Through his work, Tobin seeks to teach readers that "Death isn’t just a benevolent teacher to the dying. The living, too, if they allow themselves to be part of a loved one’s dying, learn valuable lessons." Such spiritual lessons, Tobin explains, are a common theme across time and culture, although American society has strayed from such understanding and lost the concept of "dying well." By reclaiming death as just another stage of living, much as we view infancy and adolescence, Tobin concludes that we can prepare for the final stage of life, and can offer the dying respect and peace.

"[T]he spiritual truths that underlie life can emerge with irrefutable clarity. It’s as if the lessons we were learning the slow way throughout life suddenly become distilled and intensified when we start to dieÉ[the dying] often see the necessity of love, forgiveness, letting go of resentments, and making peace with those who accompanied them through life," he writes.
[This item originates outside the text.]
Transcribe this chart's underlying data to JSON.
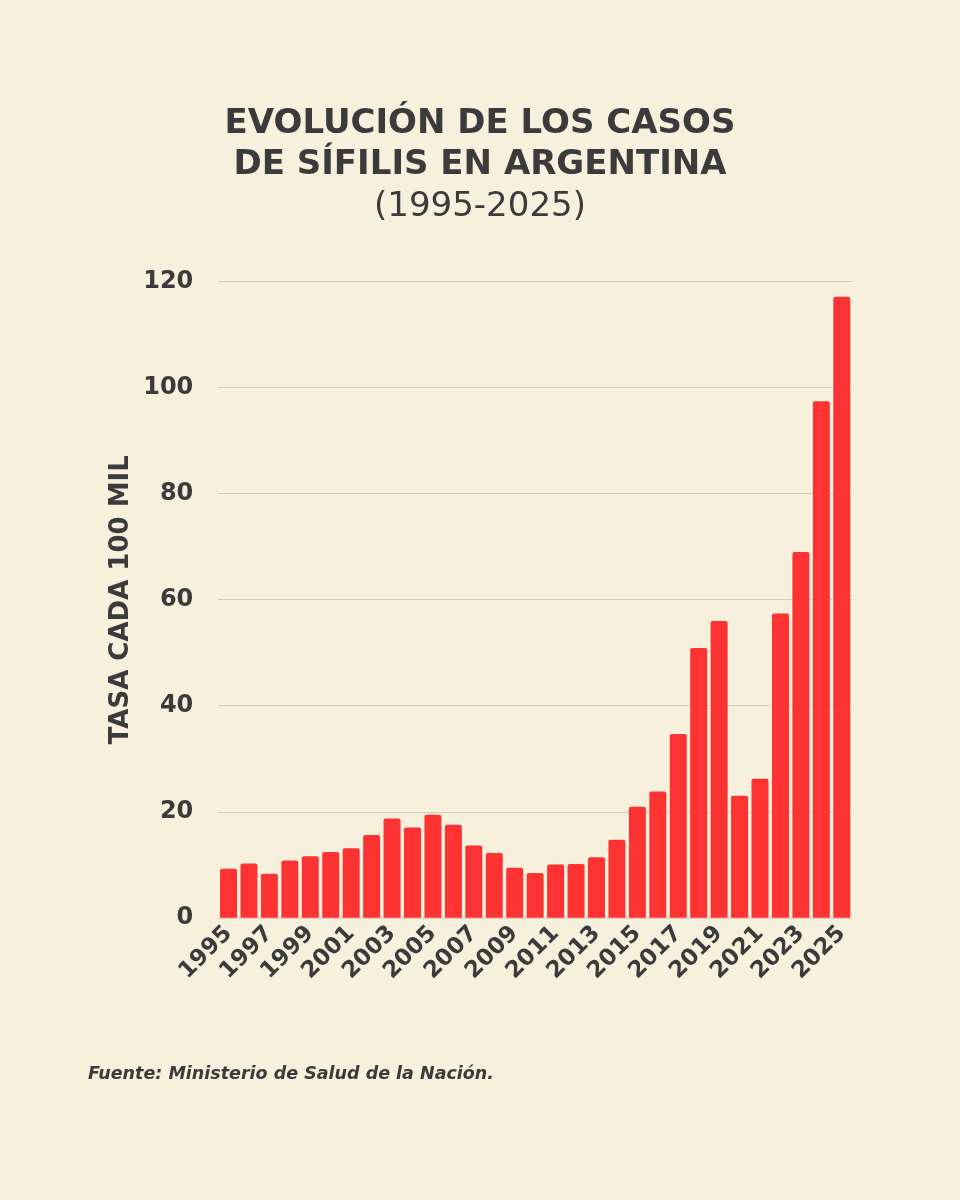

In Peaceful Dying, Tobin describes six stages of human response to dying: shock, grasping, grief, letting go, healing and serenity. To respond to these stages, as they occur and cycle through each person’s life, Tobin offers a 26-step process for a peaceful death. Tobin describes the FairCare program, which includes a physician-based consultant unit that provides education, counseling, advocacy and coordination of services.

According to Tobin, public and professional response to the book has been positive. He hopes that FairCare will be used as an adjunct, a place to "bridge the gap" between the public and those who care for the dying.

Tobin told Exchange, "The medical field agrees completely that we need change to improve end-of-life care. The Institute of Medicine, the AMA, the American Board of Internal Medicine, and so on, all agree that we need change -and we are all in this together."

Valerie Jean is a poet and teacher in Maryland. Her recent collection of poetry addresses suicide and its aftermath.